What’s your favorite track on the project?

To be honest with you, I have a different favorite every day, man. But, I love “No, I’m Not Ok” a lot because of the message. The song is about rebelling against putting up a front. When we look at society, all of us, we post our best pictures on social media. When people ask us how we’re doing, we automatically tell people we’re good when maybe we’re having the toughest time. With this song, I wanted to rebel against that tendency and just be open and vulnerable about what I’m going through. I feel like “No, I’m Not Ok” is my most important song.

Your music videos are consistently high quality. How important are visuals in your artistic expression?

Man, they’re super important. I grew up listening to a lot of Michael Jackson, and I was infatuated with his videos. I loved the fact he would invite us into his world, and that’s what I want to do with my videos. I want to invite people into my fantasy world visually. I want to invite people into my mind. I want people to see what goes on up there.

In past interviews, you’ve expressed a love for cartoons. Has that love influenced how you’re approaching music videos?

Yeah, most definitely. I’m a huge Dragon Ball Z fan. When it comes to my styling, I don’t look at other rappers for my style. I just look at anime characters, for real. It might be anime characters; it might be characters in Tekken I draw inspiration from.

One of my biggest influences, as far as style, is Trunks from Dragon Ball Z. We saw a warrior on our TV screen with a crop-top jacket, and that was iconic to me, you know? I remember when I first saw him; the way he looked, just everything about him. Before he said a word, I was flabbergasted by his looks and overall appearance. I want to bring that back into my style and pay homage to that.
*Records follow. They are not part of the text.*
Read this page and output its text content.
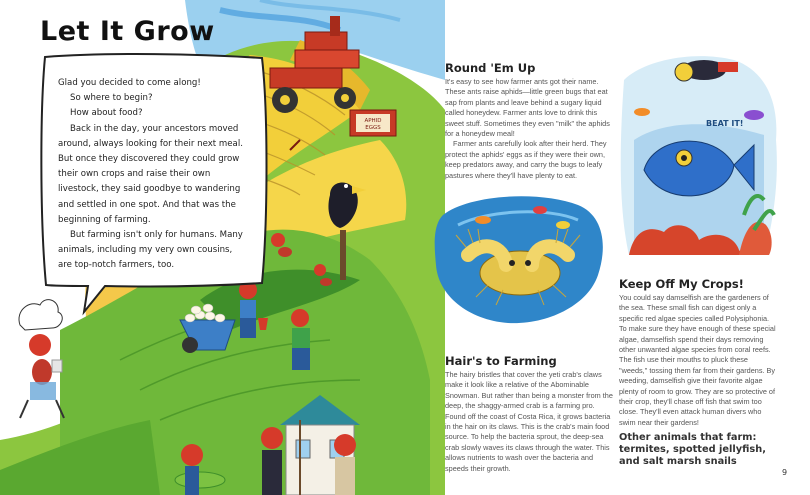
APHID EGGS
Let It Grow

Glad you decided to come along!

So where to begin?

How about food?

Back in the day, your ancestors moved around, always looking for their next meal. But once they discovered they could grow their own crops and raise their own livestock, they said goodbye to wandering and settled in one spot. And that was the beginning of farming.

But farming isn't only for humans. Many animals, including my very own cousins, are top-notch farmers, too.

Round 'Em Up

It's easy to see how farmer ants got their name. These ants raise aphids—little green bugs that eat sap from plants and leave behind a sugary liquid called honeydew. Farmer ants love to drink this sweet stuff. Sometimes they even "milk" the aphids for a honeydew meal!

Farmer ants carefully look after their herd. They protect the aphids' eggs as if they were their own, keep predators away, and carry the bugs to leafy pastures where they'll have plenty to eat.

BEAT IT!
Keep Off My Crops!

You could say damselfish are the gardeners of the sea. These small fish can digest only a specific red algae species called Polysiphonia. To make sure they have enough of these special algae, damselfish spend their days removing other unwanted algae species from coral reefs. The fish use their mouths to pluck these "weeds," tossing them far from their gardens. By weeding, damselfish give their favorite algae plenty of room to grow. They are so protective of their crop, they'll chase off fish that swim too close. They'll even attack human divers who swim near their gardens!

Hair's to Farming

The hairy bristles that cover the yeti crab's claws make it look like a relative of the Abominable Snowman. But rather than being a monster from the deep, the shaggy-armed crab is a farming pro. Found off the coast of Costa Rica, it grows bacteria in the hair on its claws. This is the crab's main food source. To help the bacteria sprout, the deep-sea crab slowly waves its claws through the water. This allows nutrients to wash over the bacteria and speeds their growth.

Other animals that farm: termites, spotted jellyfish, and salt marsh snails
9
You’ve been officially releasing music for six years now. What motivates you to continue to create new music?

There’s a lot of songs in the world that talk about depression, but what I don’t want to do is… I’m not an emo rapper, so I don’t want just to let people relate to [depressing] songs. I want to give hope along with it. The whole project, it’s not an emo project; it’s a journey. One of the last songs is “On the Rise.” Even though I’m not okay, the conclusion is that I’m still on the rise. I just want to give people hope, along with being honest about what I’m going through. I want people to feel they’re not alone and that there’s still hope. That’s my motivation.

Songs about mental health and depression can go one of two very different ways: either you’re trapped in the pit of depression, or you’re extending a ladder to help the listener climb out of the pit.

Yeah! There are so many songs about depression, and a lot of artists talk about depression, but then their solution is drugs, and I’m like, “No, I listened to the song, but I’m still down.” I hope for my music to not leave people in a place where they only feel like they can relate to it; I want people to feel hope.